Cuando te abracé por vez primera temblabas, tus ojos estaban moviéndose de un lugar a otro, evitando contacto visual conmigo y tu rostro me hizo sentir tan bien, porque estabas con las mejillas hechas un par de manzanas, muy rojas.

Yo realmente no logré descifrar cómo te sentías ahí, sé que estabas nerviosa, pero no lo asimilé estando junto a tí en ese momento, en aquella calle, con frío y muchas ganas de pasar mis manos por tu cintura y tocar esa pequeña línea de piel que se asomaba entre tu pantalón y tu blusa, porque por más que quisiera o no, me gustabas no sólo por tu personalidad y carácter, sino también por tu cuerpo.

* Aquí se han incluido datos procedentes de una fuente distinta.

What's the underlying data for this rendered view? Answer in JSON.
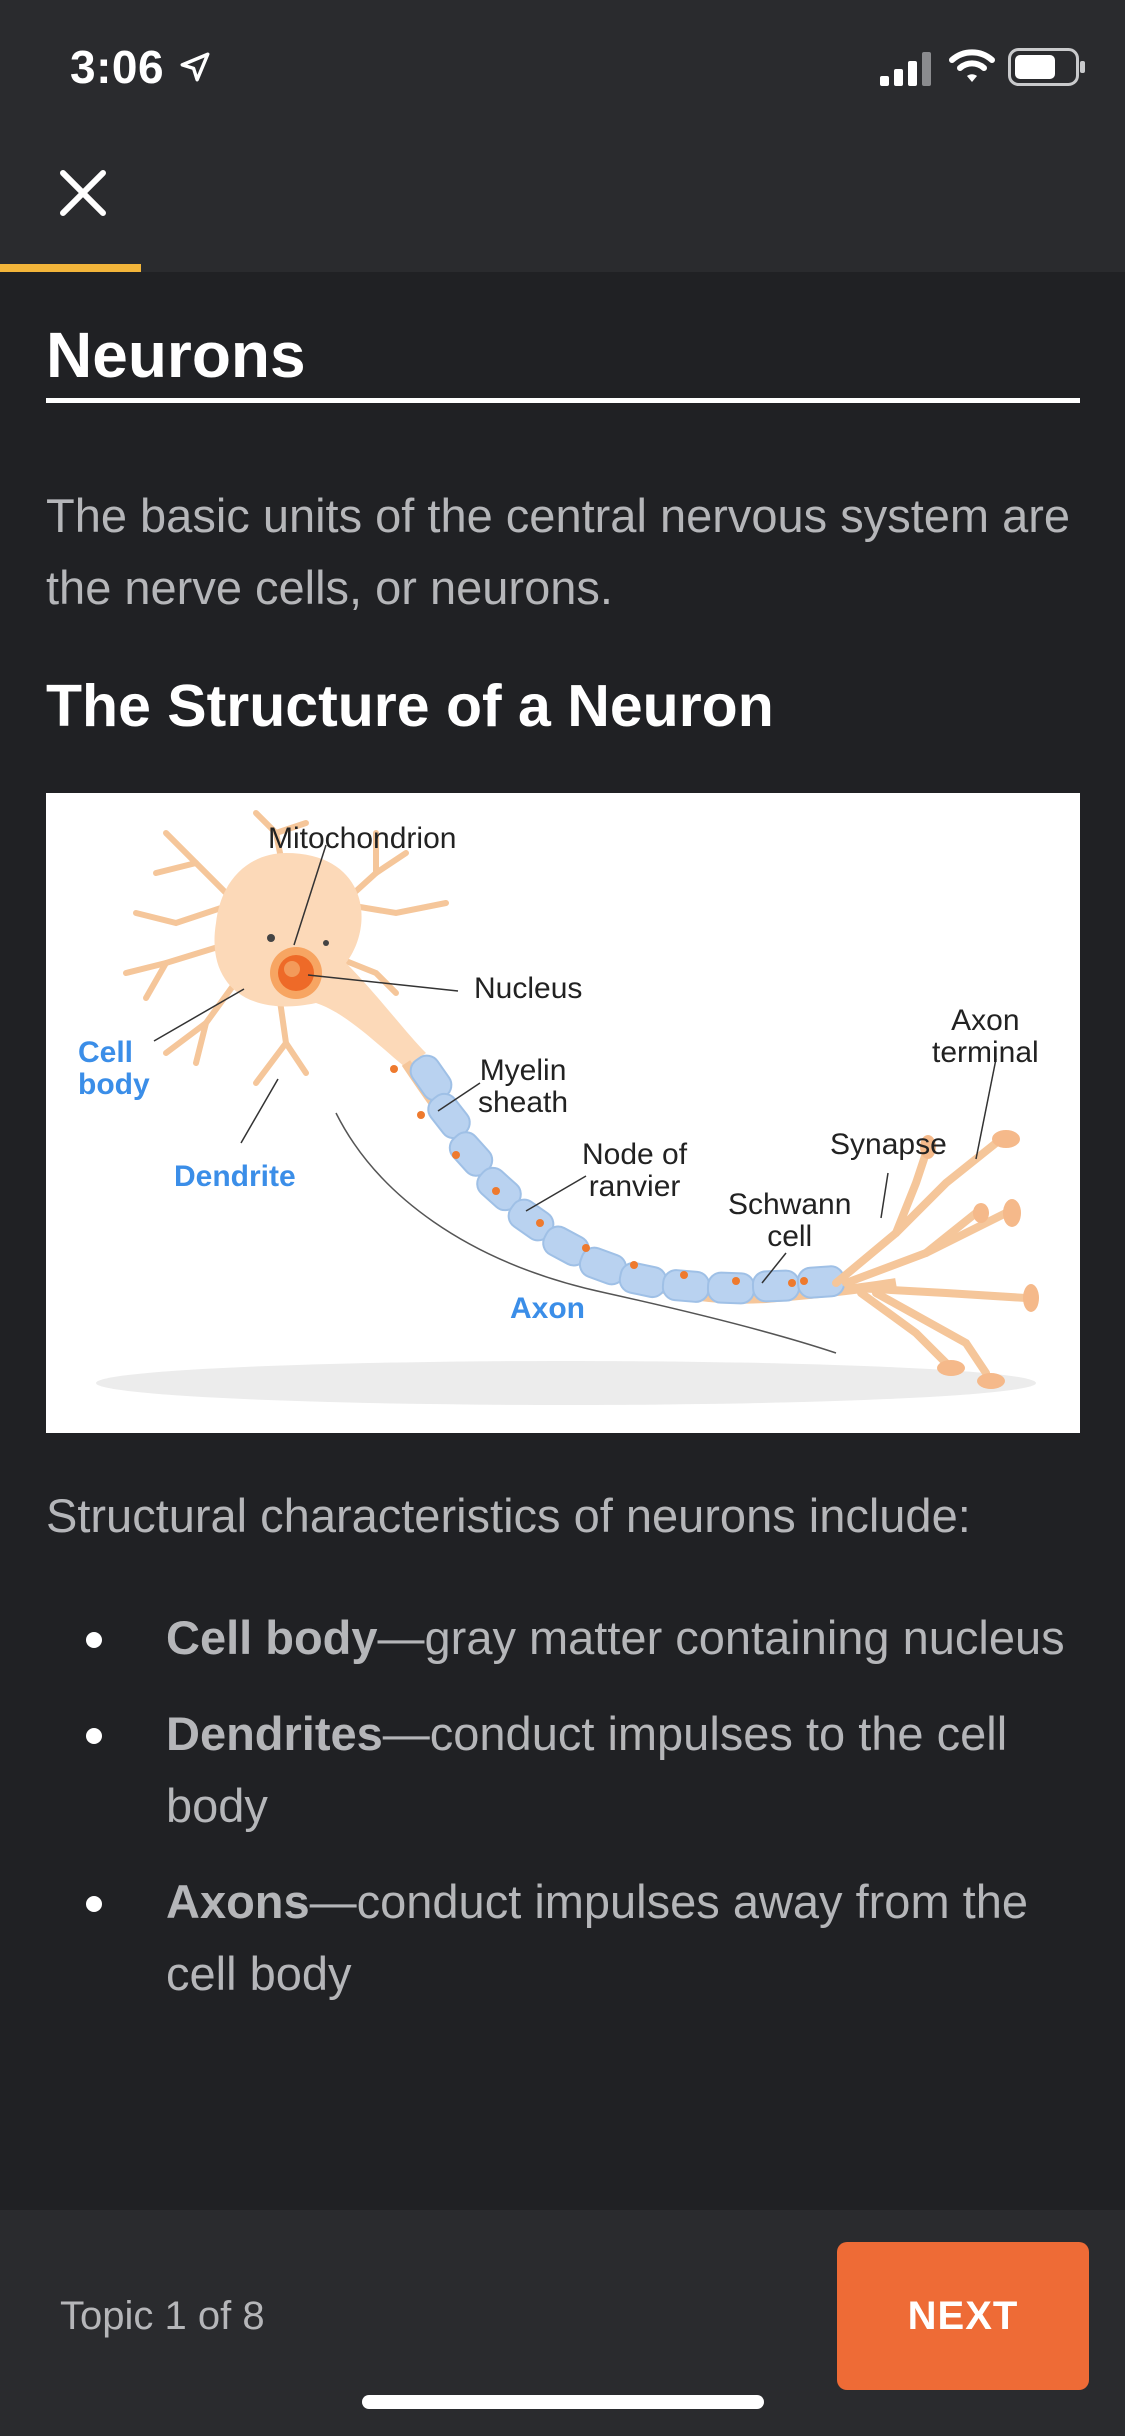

Alguna vez una persona de poca importancia para mi me replicó que mis abrazos eran demasiado apretados, muy fuertes y que parecía que quería ahogar a alguien con ellos y esa vez no hubo excepción, de hecho lo hice incluso más fuerte, más apretado y sobre todo mucho más posesivo, queriendo sentir cercanía entre nosotros.

Te apreté mucho contra mi pecho, sentí tu cuerpo contra el mío, me miraste justo a los ojos, como si estuvieras esperando algo, con la piel sonrojada, las pupilas dilatas y la voz entrecortada y en ese momento supe que definitivamente deseaba que fueras sólo mía.